Sedangkan Yuli sebagai korban mengatakan bahwa dirinya meminta bantuan kepada Satgas Perlindungan Anak terkait putusan pengadilan agama Jakarta Pusat.

"Anak saya mau lima dan empat tahun. Putusan pengadilan agama Jakarta pusat itu hakim menjatuhkan hak asuh anak kepada suami karena lebih berkecukupan," kata Yuli.

Menanggapi laporan ini, Suparman Marzuki mengakui bahwa KY masih minim mendapat laporan masalah putusan pengadilan yang menyangkut hak asuh anak.

"Kasus seperti ini minim dilaporkan ke KY, karena itu perlu ada koordinasi langsung dengan lembaga yang dikelola Kak Seto sehingga bisa mendapat akses," kata Suparman.

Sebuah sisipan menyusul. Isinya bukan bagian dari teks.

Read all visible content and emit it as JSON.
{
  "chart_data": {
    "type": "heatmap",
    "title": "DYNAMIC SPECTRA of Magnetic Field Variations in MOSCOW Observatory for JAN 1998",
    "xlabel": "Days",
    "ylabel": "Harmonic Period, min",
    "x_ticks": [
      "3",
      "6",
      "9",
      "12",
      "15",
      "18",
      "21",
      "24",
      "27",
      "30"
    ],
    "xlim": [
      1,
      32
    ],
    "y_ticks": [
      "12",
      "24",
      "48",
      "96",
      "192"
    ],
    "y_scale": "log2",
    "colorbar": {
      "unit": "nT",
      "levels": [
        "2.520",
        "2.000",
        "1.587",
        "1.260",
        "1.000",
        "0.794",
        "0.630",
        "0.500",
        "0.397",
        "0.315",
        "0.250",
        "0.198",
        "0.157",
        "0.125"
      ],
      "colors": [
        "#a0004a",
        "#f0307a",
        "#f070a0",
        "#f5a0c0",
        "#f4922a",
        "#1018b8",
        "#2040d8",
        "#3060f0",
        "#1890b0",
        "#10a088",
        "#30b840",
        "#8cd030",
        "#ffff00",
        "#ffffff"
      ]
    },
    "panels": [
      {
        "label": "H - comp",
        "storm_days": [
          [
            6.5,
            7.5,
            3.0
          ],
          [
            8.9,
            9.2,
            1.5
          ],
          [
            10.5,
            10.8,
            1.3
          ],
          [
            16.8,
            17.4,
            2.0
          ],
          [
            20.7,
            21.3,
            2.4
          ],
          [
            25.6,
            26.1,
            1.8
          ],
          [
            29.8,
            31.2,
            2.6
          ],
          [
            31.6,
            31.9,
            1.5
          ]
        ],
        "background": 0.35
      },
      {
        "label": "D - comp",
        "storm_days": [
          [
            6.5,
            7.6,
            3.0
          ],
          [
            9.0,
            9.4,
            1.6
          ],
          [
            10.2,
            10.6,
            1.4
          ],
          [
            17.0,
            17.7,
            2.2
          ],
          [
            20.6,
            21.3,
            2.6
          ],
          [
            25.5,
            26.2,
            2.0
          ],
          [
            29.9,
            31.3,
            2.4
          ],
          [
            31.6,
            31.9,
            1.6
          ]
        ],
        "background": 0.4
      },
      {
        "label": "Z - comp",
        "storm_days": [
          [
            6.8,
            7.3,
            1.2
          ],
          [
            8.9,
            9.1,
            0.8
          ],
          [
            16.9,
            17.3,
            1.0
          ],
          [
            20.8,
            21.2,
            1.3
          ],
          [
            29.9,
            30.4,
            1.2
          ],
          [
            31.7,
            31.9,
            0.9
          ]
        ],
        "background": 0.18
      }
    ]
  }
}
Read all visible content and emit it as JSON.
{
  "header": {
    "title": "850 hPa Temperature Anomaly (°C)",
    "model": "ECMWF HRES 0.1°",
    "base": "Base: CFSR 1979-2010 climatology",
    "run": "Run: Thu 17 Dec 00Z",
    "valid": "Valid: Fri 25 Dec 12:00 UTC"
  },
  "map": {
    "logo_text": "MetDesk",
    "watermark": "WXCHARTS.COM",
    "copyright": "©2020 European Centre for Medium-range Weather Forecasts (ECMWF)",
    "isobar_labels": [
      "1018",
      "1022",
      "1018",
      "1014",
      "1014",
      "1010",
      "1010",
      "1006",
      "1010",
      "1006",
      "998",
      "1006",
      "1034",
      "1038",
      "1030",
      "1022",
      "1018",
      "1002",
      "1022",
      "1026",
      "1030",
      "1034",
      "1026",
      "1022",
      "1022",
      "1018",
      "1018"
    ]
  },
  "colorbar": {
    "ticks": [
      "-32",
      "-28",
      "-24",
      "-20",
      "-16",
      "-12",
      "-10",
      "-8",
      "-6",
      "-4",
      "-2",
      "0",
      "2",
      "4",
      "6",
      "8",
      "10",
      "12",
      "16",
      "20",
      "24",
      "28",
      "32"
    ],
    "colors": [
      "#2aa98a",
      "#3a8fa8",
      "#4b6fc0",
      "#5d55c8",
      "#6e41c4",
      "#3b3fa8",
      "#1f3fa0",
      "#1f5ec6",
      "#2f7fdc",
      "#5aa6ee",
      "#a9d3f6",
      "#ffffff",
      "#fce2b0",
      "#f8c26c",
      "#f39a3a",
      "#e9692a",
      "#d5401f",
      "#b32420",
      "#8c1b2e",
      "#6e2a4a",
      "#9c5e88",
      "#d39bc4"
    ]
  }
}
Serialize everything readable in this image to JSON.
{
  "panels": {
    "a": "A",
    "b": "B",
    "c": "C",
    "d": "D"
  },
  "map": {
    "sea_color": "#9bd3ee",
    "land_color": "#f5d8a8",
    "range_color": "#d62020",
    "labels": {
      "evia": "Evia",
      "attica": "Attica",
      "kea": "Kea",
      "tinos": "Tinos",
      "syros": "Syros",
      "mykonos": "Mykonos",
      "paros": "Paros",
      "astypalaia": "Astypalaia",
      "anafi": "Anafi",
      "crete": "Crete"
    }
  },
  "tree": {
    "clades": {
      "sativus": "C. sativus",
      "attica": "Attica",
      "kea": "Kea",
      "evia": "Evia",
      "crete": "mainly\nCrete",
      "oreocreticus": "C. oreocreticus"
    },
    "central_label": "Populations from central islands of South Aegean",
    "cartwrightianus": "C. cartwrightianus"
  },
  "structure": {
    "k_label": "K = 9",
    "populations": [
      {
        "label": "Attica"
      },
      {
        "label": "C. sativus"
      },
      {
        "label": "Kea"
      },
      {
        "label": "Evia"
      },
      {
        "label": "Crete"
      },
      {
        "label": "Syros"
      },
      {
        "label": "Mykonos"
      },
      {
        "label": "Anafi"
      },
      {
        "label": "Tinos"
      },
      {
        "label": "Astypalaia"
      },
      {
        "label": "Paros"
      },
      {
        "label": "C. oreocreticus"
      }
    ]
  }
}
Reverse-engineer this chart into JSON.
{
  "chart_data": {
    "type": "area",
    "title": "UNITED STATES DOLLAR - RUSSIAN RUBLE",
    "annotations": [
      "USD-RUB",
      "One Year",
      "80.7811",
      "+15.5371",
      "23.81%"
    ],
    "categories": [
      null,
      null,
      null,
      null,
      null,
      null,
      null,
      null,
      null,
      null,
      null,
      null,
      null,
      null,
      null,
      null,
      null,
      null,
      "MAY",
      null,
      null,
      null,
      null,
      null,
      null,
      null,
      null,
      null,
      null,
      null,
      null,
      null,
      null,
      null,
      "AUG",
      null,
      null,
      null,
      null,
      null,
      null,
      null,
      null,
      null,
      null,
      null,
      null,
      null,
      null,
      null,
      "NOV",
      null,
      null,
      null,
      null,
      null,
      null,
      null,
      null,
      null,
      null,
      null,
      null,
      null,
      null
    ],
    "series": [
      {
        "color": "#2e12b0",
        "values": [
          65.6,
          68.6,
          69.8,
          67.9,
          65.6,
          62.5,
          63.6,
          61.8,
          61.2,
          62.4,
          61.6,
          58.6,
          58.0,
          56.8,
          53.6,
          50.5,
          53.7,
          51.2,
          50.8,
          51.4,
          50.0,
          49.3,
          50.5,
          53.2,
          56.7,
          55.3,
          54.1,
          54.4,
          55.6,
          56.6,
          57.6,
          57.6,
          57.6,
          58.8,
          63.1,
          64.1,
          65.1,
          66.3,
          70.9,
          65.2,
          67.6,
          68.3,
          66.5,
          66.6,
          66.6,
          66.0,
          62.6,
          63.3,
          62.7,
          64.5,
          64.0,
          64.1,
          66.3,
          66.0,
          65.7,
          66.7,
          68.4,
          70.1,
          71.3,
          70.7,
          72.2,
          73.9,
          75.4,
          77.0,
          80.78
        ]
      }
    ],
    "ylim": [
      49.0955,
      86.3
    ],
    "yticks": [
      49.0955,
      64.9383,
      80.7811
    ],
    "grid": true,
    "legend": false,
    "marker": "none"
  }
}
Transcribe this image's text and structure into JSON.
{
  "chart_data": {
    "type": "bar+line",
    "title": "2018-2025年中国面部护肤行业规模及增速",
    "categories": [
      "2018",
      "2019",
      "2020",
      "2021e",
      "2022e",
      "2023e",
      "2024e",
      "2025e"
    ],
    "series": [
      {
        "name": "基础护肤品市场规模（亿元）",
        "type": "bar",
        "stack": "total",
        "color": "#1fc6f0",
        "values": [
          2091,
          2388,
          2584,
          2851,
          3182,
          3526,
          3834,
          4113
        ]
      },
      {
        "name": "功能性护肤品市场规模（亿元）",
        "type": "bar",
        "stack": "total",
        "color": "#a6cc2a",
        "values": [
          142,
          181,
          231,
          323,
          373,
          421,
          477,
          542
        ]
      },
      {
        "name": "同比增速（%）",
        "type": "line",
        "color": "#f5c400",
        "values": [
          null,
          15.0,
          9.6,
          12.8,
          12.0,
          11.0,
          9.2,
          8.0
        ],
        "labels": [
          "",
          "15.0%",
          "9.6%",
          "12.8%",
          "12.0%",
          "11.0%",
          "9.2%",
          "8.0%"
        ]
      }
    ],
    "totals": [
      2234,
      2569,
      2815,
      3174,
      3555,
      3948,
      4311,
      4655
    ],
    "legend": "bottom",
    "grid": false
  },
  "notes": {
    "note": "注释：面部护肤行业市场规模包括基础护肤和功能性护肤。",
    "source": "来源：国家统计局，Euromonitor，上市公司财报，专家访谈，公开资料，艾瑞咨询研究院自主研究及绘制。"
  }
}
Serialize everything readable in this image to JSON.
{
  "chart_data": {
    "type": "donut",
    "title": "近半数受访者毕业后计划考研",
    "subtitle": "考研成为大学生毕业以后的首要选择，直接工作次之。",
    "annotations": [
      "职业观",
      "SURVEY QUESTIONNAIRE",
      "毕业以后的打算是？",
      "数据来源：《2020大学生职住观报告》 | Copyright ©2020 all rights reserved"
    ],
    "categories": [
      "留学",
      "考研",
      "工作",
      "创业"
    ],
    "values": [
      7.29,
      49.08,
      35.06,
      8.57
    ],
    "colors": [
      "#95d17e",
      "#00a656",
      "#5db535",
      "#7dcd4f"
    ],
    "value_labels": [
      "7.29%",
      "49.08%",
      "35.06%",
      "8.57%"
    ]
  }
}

Ketua bidang pengawasan dan investigasi KY ini juga menilai sebagian besar hakim dalam memutus masih berpandangan dengan "kacamata kuda", yakni tidak melihat perspektif lain dari putusan.

"Tentunya bukan kesalahan juga, tapi hakim harus melihat aspek-aspek lain selain ekonomis seperti psikologis dan lain-lain," katanya.

Namun, Suparman mengakui bahwa KY tidak bisa membatalkan putusan pengadilan agama tersebut. "Tapi masih ada upaya hukum banding, mudah-mudahan hakim banding mampu obyektif," harap Suparman.